Humans may be getting worse at ‘thinking things through’ due to bite-sized social media posts and videos ‘shortening our attention span’, warns scientist

  • Scientist and Radio 4 host Jim Al-Khalili said ‘we are arguably getting dumber’
  • The web and social media shorten our attention spans and squash brain capacity
  • He told The Mail: ‘We are not prepared to spend time thinking things through’
  • In order to think properly again we must ‘recapture shades of grey and nuance’ 

Humans may be may be getting worse at thinking because of the internet and social media, a scientist has warned.

With so much information ‘coming at us all the time’, we can increasingly cope only with bite-sized chunks of knowledge such as short tweets or two-minute videos, said Professor Jim Al-Khalili.

The academic and science presenter, who hosts The Life Scientific on BBC Radio 4, told the Edinburgh Science Festival that despite our ‘vastly increased scientific knowledge… the human brain hasn’t got bigger or more efficient or better than it was thousands of years ago’.

The leading scientist said: ‘One could argue we are getting dumber’ thanks to new technology

He said: ‘Because we are making use of technology these days, one could argue we are getting dumber. 
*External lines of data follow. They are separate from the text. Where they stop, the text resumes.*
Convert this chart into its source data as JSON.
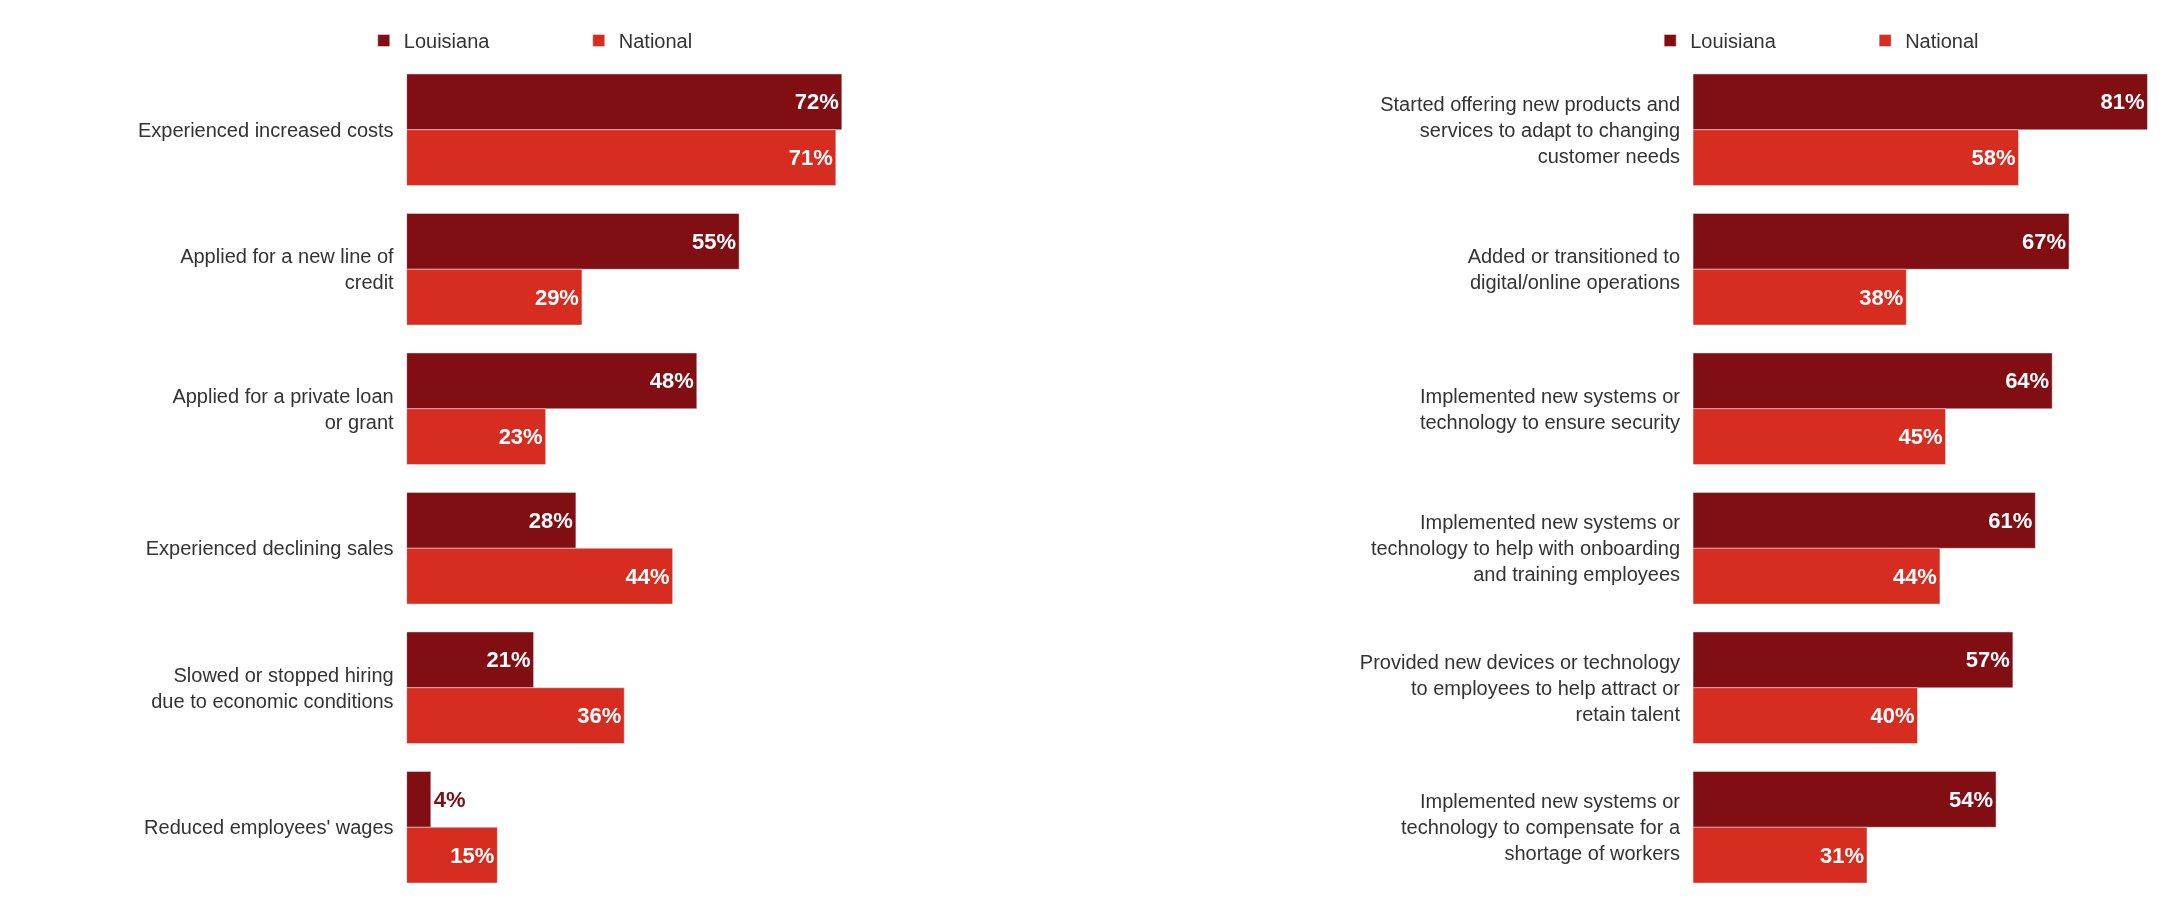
{
  "chart_data": [
    {
      "type": "bar",
      "orientation": "horizontal",
      "legend": "top",
      "categories": [
        "Experienced increased costs",
        "Applied for a new line of credit",
        "Applied for a private loan or grant",
        "Experienced declining sales",
        "Slowed or stopped hiring due to economic conditions",
        "Reduced employees' wages"
      ],
      "series": [
        {
          "name": "Louisiana",
          "color": "#800e13",
          "values": [
            72,
            55,
            48,
            28,
            21,
            4
          ],
          "value_labels": [
            "72%",
            "55%",
            "48%",
            "28%",
            "21%",
            "4%"
          ]
        },
        {
          "name": "National",
          "color": "#d72c20",
          "values": [
            71,
            29,
            23,
            44,
            36,
            15
          ],
          "value_labels": [
            "71%",
            "29%",
            "23%",
            "44%",
            "36%",
            "15%"
          ]
        }
      ]
    },
    {
      "type": "bar",
      "orientation": "horizontal",
      "legend": "top",
      "categories": [
        "Started offering new products and services to adapt to changing customer needs",
        "Added or transitioned to digital/online operations",
        "Implemented new systems or technology to ensure security",
        "Implemented new systems or technology to help with onboarding and training employees",
        "Provided new devices or technology to employees to help attract or retain talent",
        "Implemented new systems or technology to compensate for a shortage of workers"
      ],
      "series": [
        {
          "name": "Louisiana",
          "color": "#800e13",
          "values": [
            81,
            67,
            64,
            61,
            57,
            54
          ],
          "value_labels": [
            "81%",
            "67%",
            "64%",
            "61%",
            "57%",
            "54%"
          ]
        },
        {
          "name": "National",
          "color": "#d72c20",
          "values": [
            58,
            38,
            45,
            44,
            40,
            31
          ],
          "value_labels": [
            "58%",
            "38%",
            "45%",
            "44%",
            "40%",
            "31%"
          ]
        }
      ]
    }
  ]
}
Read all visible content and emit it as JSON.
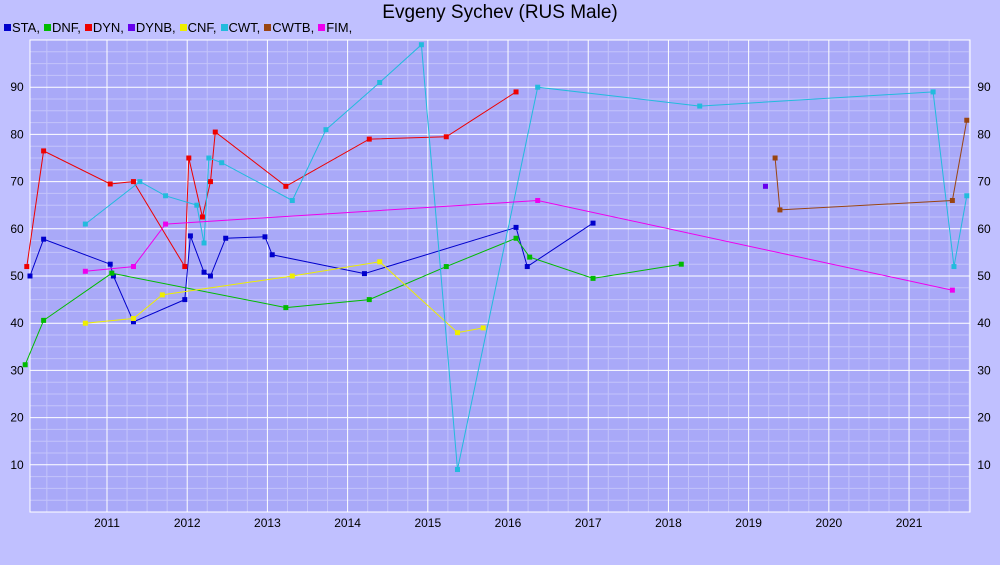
{
  "chart_data": {
    "type": "line",
    "title": "Evgeny Sychev (RUS Male)",
    "xlabel": "",
    "ylabel": "",
    "x_unit": "year",
    "xlim": [
      2010.04,
      2021.76
    ],
    "ylim": [
      0,
      100
    ],
    "x_ticks": [
      2011,
      2012,
      2013,
      2014,
      2015,
      2016,
      2017,
      2018,
      2019,
      2020,
      2021
    ],
    "y_ticks": [
      10,
      20,
      30,
      40,
      50,
      60,
      70,
      80,
      90
    ],
    "grid": true,
    "legend_position": "top-left",
    "series": [
      {
        "name": "STA,",
        "color": "#0000cc",
        "points": [
          [
            2010.04,
            50
          ],
          [
            2010.21,
            57.8
          ],
          [
            2011.04,
            52.5
          ],
          [
            2011.08,
            50
          ],
          [
            2011.33,
            40.3
          ],
          [
            2011.97,
            45
          ],
          [
            2012.04,
            58.5
          ],
          [
            2012.21,
            50.8
          ],
          [
            2012.29,
            50
          ],
          [
            2012.48,
            58
          ],
          [
            2012.97,
            58.3
          ],
          [
            2013.06,
            54.5
          ],
          [
            2014.21,
            50.5
          ],
          [
            2016.1,
            60.3
          ],
          [
            2016.24,
            52
          ],
          [
            2017.06,
            61.2
          ]
        ]
      },
      {
        "name": "DNF,",
        "color": "#00bb00",
        "points": [
          [
            2009.98,
            31.2
          ],
          [
            2010.21,
            40.6
          ],
          [
            2011.06,
            50.6
          ],
          [
            2013.23,
            43.3
          ],
          [
            2014.27,
            45
          ],
          [
            2015.23,
            52
          ],
          [
            2016.1,
            58
          ],
          [
            2016.27,
            54
          ],
          [
            2017.06,
            49.5
          ],
          [
            2018.16,
            52.5
          ]
        ]
      },
      {
        "name": "DYN,",
        "color": "#ee0000",
        "points": [
          [
            2010.0,
            52
          ],
          [
            2010.21,
            76.5
          ],
          [
            2011.04,
            69.5
          ],
          [
            2011.33,
            70
          ],
          [
            2011.97,
            52
          ],
          [
            2012.02,
            75
          ],
          [
            2012.19,
            62.5
          ],
          [
            2012.29,
            70
          ],
          [
            2012.35,
            80.5
          ],
          [
            2013.23,
            69
          ],
          [
            2014.27,
            79
          ],
          [
            2015.23,
            79.5
          ],
          [
            2016.1,
            89
          ]
        ]
      },
      {
        "name": "DYNB,",
        "color": "#6600ee",
        "points": [
          [
            2019.21,
            69
          ]
        ]
      },
      {
        "name": "CNF,",
        "color": "#eeee00",
        "points": [
          [
            2010.73,
            40
          ],
          [
            2011.33,
            41
          ],
          [
            2011.69,
            46
          ],
          [
            2013.31,
            50
          ],
          [
            2014.4,
            53
          ],
          [
            2015.37,
            38
          ],
          [
            2015.69,
            39
          ]
        ]
      },
      {
        "name": "CWT,",
        "color": "#22bbdd",
        "points": [
          [
            2010.73,
            61
          ],
          [
            2011.41,
            70
          ],
          [
            2011.73,
            67
          ],
          [
            2012.12,
            65
          ],
          [
            2012.21,
            57
          ],
          [
            2012.27,
            75
          ],
          [
            2012.43,
            74
          ],
          [
            2013.31,
            66
          ],
          [
            2013.73,
            81
          ],
          [
            2014.4,
            91
          ],
          [
            2014.92,
            99
          ],
          [
            2015.37,
            9
          ],
          [
            2016.37,
            90
          ],
          [
            2018.39,
            86
          ],
          [
            2021.3,
            89
          ],
          [
            2021.56,
            52
          ],
          [
            2021.72,
            67
          ]
        ]
      },
      {
        "name": "CWTB,",
        "color": "#994411",
        "points": [
          [
            2019.33,
            75
          ],
          [
            2019.39,
            64
          ],
          [
            2021.54,
            66
          ],
          [
            2021.72,
            83
          ]
        ]
      },
      {
        "name": "FIM,",
        "color": "#ee00ee",
        "points": [
          [
            2010.73,
            51
          ],
          [
            2011.33,
            52
          ],
          [
            2011.73,
            61
          ],
          [
            2016.37,
            66
          ],
          [
            2021.54,
            47
          ]
        ]
      }
    ]
  }
}
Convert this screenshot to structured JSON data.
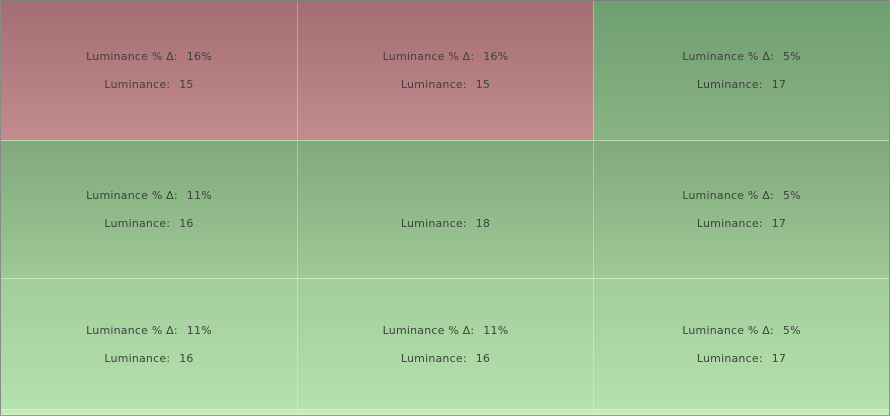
{
  "meta": {
    "description_labels": {
      "delta": "Luminance % Δ:",
      "luminance": "Luminance:"
    }
  },
  "colors": {
    "tones": {
      "red": {
        "top": "#a46d71",
        "bottom": "#c28c8f"
      },
      "green0": {
        "top": "#6f9f72",
        "bottom": "#8ab383"
      },
      "green1": {
        "top": "#81a97c",
        "bottom": "#9ec896"
      },
      "green2": {
        "top": "#a2cd9a",
        "bottom": "#b5e1ad"
      },
      "footer": {
        "top": "#c0e8b8",
        "bottom": "#cfeec7"
      }
    },
    "text": "#404040",
    "outer_border": "#7f7f7f",
    "grid_line": "rgba(255,255,255,0.32)"
  },
  "grid": {
    "rows": [
      {
        "cells": [
          {
            "tone": "red",
            "delta_label": "Luminance % Δ:",
            "delta_value": "16%",
            "lum_label": "Luminance:",
            "lum_value": "15"
          },
          {
            "tone": "red",
            "delta_label": "Luminance % Δ:",
            "delta_value": "16%",
            "lum_label": "Luminance:",
            "lum_value": "15"
          },
          {
            "tone": "green0",
            "delta_label": "Luminance % Δ:",
            "delta_value": "5%",
            "lum_label": "Luminance:",
            "lum_value": "17"
          }
        ]
      },
      {
        "cells": [
          {
            "tone": "green1",
            "delta_label": "Luminance % Δ:",
            "delta_value": "11%",
            "lum_label": "Luminance:",
            "lum_value": "16"
          },
          {
            "tone": "green1",
            "delta_label": "",
            "delta_value": "",
            "lum_label": "Luminance:",
            "lum_value": "18"
          },
          {
            "tone": "green1",
            "delta_label": "Luminance % Δ:",
            "delta_value": "5%",
            "lum_label": "Luminance:",
            "lum_value": "17"
          }
        ]
      },
      {
        "cells": [
          {
            "tone": "green2",
            "delta_label": "Luminance % Δ:",
            "delta_value": "11%",
            "lum_label": "Luminance:",
            "lum_value": "16"
          },
          {
            "tone": "green2",
            "delta_label": "Luminance % Δ:",
            "delta_value": "11%",
            "lum_label": "Luminance:",
            "lum_value": "16"
          },
          {
            "tone": "green2",
            "delta_label": "Luminance % Δ:",
            "delta_value": "5%",
            "lum_label": "Luminance:",
            "lum_value": "17"
          }
        ]
      }
    ]
  },
  "chart_data": {
    "type": "heatmap",
    "rows": 3,
    "cols": 3,
    "luminance": [
      [
        15,
        15,
        17
      ],
      [
        16,
        18,
        17
      ],
      [
        16,
        16,
        17
      ]
    ],
    "luminance_pct_delta": [
      [
        "16%",
        "16%",
        "5%"
      ],
      [
        "11%",
        null,
        "5%"
      ],
      [
        "11%",
        "11%",
        "5%"
      ]
    ],
    "reference_cell": {
      "row": 1,
      "col": 1,
      "note_visible_text_only": "center cell shows only Luminance: 18"
    },
    "legend_position": "none",
    "grid": "on"
  }
}
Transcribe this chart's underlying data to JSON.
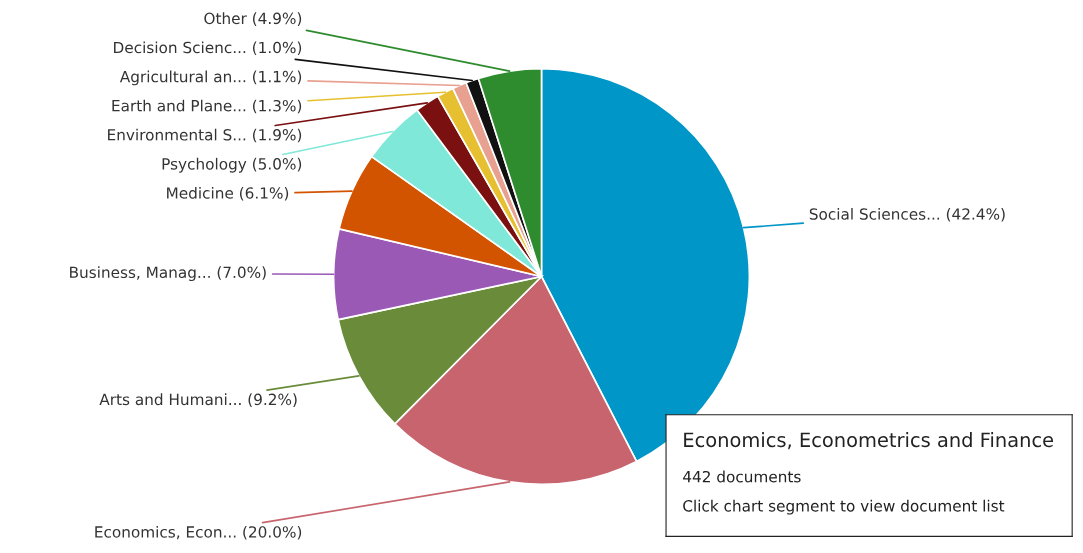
{
  "chart_data": {
    "type": "pie",
    "categories": [
      "Social Sciences...",
      "Economics, Econ...",
      "Arts and Humani...",
      "Business, Manag...",
      "Medicine",
      "Psychology",
      "Environmental S...",
      "Earth and Plane...",
      "Agricultural an...",
      "Decision Scienc...",
      "Other"
    ],
    "values": [
      42.4,
      20.0,
      9.2,
      7.0,
      6.1,
      5.0,
      1.9,
      1.3,
      1.1,
      1.0,
      4.9
    ],
    "value_labels": [
      "(42.4%)",
      "(20.0%)",
      "(9.2%)",
      "(7.0%)",
      "(6.1%)",
      "(5.0%)",
      "(1.9%)",
      "(1.3%)",
      "(1.1%)",
      "(1.0%)",
      "(4.9%)"
    ],
    "colors": [
      "#0096c8",
      "#c8646e",
      "#6a8c3a",
      "#9b59b6",
      "#d35400",
      "#80e8d8",
      "#7a1010",
      "#e6c030",
      "#e8a090",
      "#111111",
      "#2e8b2e"
    ],
    "annotations": [
      "Economics, Econometrics and Finance",
      "442 documents",
      "Click chart segment to view document list"
    ]
  }
}
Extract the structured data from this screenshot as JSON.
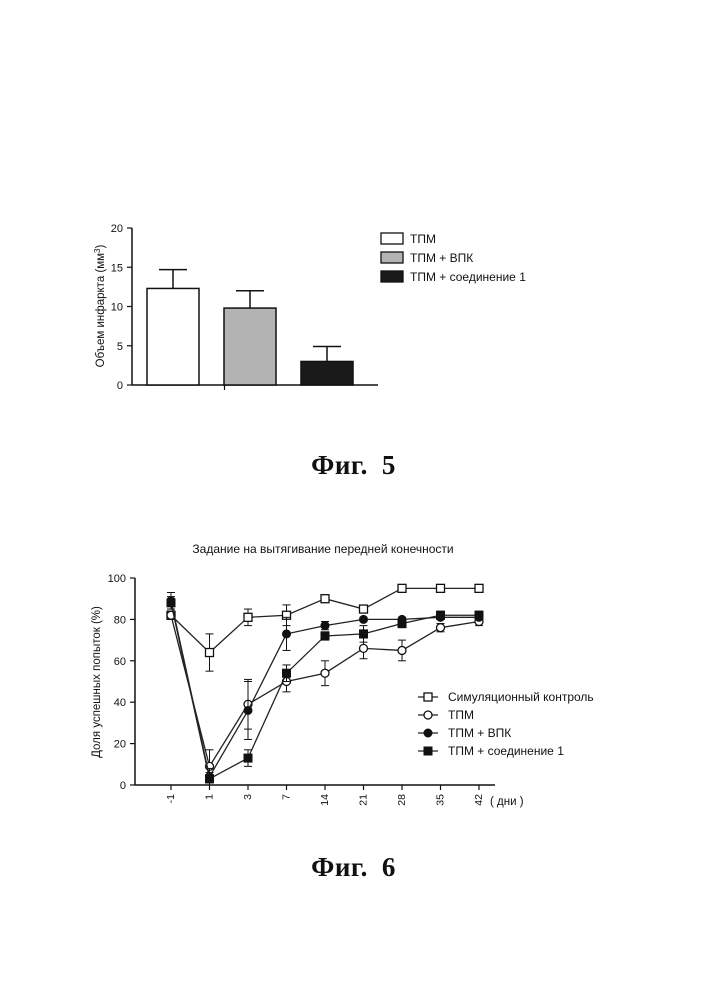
{
  "figures": [
    {
      "label": "Фиг.",
      "number": "5"
    },
    {
      "label": "Фиг.",
      "number": "6"
    }
  ],
  "chart_data": [
    {
      "type": "bar",
      "title": "",
      "xlabel": "",
      "ylabel": "Объем инфаркта (мм",
      "ylabel_superscript": "3",
      "ylabel_suffix": ")",
      "ylim": [
        0,
        20
      ],
      "yticks": [
        "0",
        "5",
        "10",
        "15",
        "20"
      ],
      "categories": [
        "ТПМ",
        "ТПМ + ВПК",
        "ТПМ + соединение 1"
      ],
      "values": [
        12.3,
        9.8,
        3.0
      ],
      "errors": [
        2.4,
        2.2,
        1.9
      ],
      "fills": [
        "#ffffff",
        "#b3b3b3",
        "#1a1a1a"
      ],
      "legend": [
        "ТПМ",
        "ТПМ + ВПК",
        "ТПМ + соединение 1"
      ],
      "legend_position": "right"
    },
    {
      "type": "line",
      "title": "Задание на вытягивание передней конечности",
      "xlabel": "( дни )",
      "ylabel": "Доля успешных попыток (%)",
      "ylim": [
        0,
        100
      ],
      "yticks": [
        "0",
        "20",
        "40",
        "60",
        "80",
        "100"
      ],
      "categories": [
        "-1",
        "1",
        "3",
        "7",
        "14",
        "21",
        "28",
        "35",
        "42"
      ],
      "series": [
        {
          "name": "Симуляционный контроль",
          "marker": "square-open",
          "values": [
            82,
            64,
            81,
            82,
            90,
            85,
            95,
            95,
            95
          ],
          "errors": [
            2,
            9,
            4,
            5,
            1,
            1,
            1,
            1,
            1
          ]
        },
        {
          "name": "ТПМ",
          "marker": "circle-open",
          "values": [
            82,
            9,
            39,
            50,
            54,
            66,
            65,
            76,
            79
          ],
          "errors": [
            2,
            8,
            12,
            5,
            6,
            5,
            5,
            2,
            2
          ]
        },
        {
          "name": "ТПМ + ВПК",
          "marker": "circle-filled",
          "values": [
            89,
            4,
            36,
            73,
            77,
            80,
            80,
            81,
            81
          ],
          "errors": [
            4,
            4,
            14,
            8,
            2,
            1,
            1,
            1,
            1
          ]
        },
        {
          "name": "ТПМ + соединение 1",
          "marker": "square-filled",
          "values": [
            88,
            3,
            13,
            54,
            72,
            73,
            78,
            82,
            82
          ],
          "errors": [
            3,
            3,
            4,
            4,
            2,
            4,
            2,
            2,
            2
          ]
        }
      ],
      "legend_position": "lower-right"
    }
  ]
}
‘Our attention span is shorter, we are not prepared to spend the time to think things through carefully or discuss and debate ideas.’

He said there had been a drift towards over-simplifying issues down to a meme – a photo with a funny label – or a tweet.

He added: ‘Many are reluctant to admit sometimes things are more complicated.’

Speaking to the Daily Mail, he said: ‘When I say people may be getting dumber, I don’t mean less clever but rather perhaps less willing to focus or think things through.’

With technology delivering so much information via social media and YouTube videos, for example, the ‘brain cannot cope’.

‘So we get our information chopped up into little bite-sized morsels, work out what we believe or don’t believe in a flash, then move on to something else because we don’t have the time to focus,’ he said.

‘There is an argument this has led people to become increasingly polarised, leading to phenomena like the so-called culture wars.’

He told the science festival ‘we need to recapture the shades of grey and nuance’.